A recent analysis from BCA Research makes the case for why inflation likely is set to pick up “modestly” over the next few years, then spike sharply mid-decade.
“Nevertheless,” wrote Peter Berezin, BCA’s chief global strategist, “the risks are skewed toward an earlier and sharper increase in inflation in the U.S.”
What exactly does that mean? Here are a few key takeaways from Berezin’s analysis.
Inflation is certainly going to rise briskly in the next few months. That’s because prices cratered last spring when the coronavirus-crisis erupted. Since inflation data is expressed as year-over-year changes, prices will register a bigger increase in the next few months than we’ve been used to seeing. Most investors generally expect that “base effect” and will largely look through it, except that:
Inflation may cause some headline risk that leads to choppiness in the markets. Also, as Berezin points out, inflation can be “a self-fulfilling prophecy.” By his thinking, “If households expect prices to rise and then keep rising, they may try to expedite their purchases. This would supercharge spending,” he wrote. “Imagine last year’s Great Toilet Paper Shortage but on an economy-wide scale.”
A similar phenomenon can play out in the corporate sector. If firms expect prices to keep rising, they may hold on to some of their inventory until they can get higher prices for the goods, which will limit supply, driving prices higher.
“Inflation expectations” may sound a bit flimsy, but, Berezin points out, it’s one of the Federal Reserve’s most important tools right now. In August, the central bank said it would aim to achieve an average of 2% inflation. That means that in order to offset years in which inflation ran below that target, we should expect that the Fed will tolerate some period of inflation over that benchmark before interest rates are increased to try to rein it in.
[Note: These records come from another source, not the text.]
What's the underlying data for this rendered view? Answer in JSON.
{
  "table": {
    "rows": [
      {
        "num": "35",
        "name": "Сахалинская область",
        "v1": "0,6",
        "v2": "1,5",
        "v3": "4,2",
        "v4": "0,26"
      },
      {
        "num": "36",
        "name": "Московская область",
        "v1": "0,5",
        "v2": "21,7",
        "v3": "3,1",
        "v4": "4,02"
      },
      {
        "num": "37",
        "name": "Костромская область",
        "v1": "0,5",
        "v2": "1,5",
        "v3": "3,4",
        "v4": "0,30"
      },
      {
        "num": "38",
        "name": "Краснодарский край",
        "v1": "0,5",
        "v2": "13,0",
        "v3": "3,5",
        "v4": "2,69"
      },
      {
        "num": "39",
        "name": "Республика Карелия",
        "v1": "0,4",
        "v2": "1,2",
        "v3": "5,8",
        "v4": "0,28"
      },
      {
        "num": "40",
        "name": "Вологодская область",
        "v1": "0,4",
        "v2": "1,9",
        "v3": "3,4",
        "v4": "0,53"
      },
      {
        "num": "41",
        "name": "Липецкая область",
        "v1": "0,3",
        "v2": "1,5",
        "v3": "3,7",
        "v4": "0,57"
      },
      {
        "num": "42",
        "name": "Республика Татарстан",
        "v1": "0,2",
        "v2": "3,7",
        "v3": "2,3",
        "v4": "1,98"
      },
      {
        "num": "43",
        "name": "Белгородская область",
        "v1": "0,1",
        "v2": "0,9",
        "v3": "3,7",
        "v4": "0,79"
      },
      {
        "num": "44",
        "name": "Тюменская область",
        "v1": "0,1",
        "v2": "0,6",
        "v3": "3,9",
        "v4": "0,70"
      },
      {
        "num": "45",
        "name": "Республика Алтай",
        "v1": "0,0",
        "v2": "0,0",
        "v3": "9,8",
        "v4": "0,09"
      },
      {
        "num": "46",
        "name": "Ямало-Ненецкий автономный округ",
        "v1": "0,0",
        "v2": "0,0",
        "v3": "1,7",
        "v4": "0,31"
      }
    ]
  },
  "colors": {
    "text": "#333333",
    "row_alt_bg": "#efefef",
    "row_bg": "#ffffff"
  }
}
Since a big concern about inflation for investors is that it often prompts central banks to tighten, the new policy should put investors’ minds at ease, Berezin noted. “In and of itself, inflation is not necessarily bad for stocks,” he wrote, though there are steps investors should take, including reducing fixed-income duration and opting for value stocks over growth names. There are some signs that investors are already jockeying for inflation positioning.
What Berezin does not address, however, is how consumers will manage rising inflation. If the price of gas, lodging, and food surge, that likely crimps consumer discretionary spending quickly.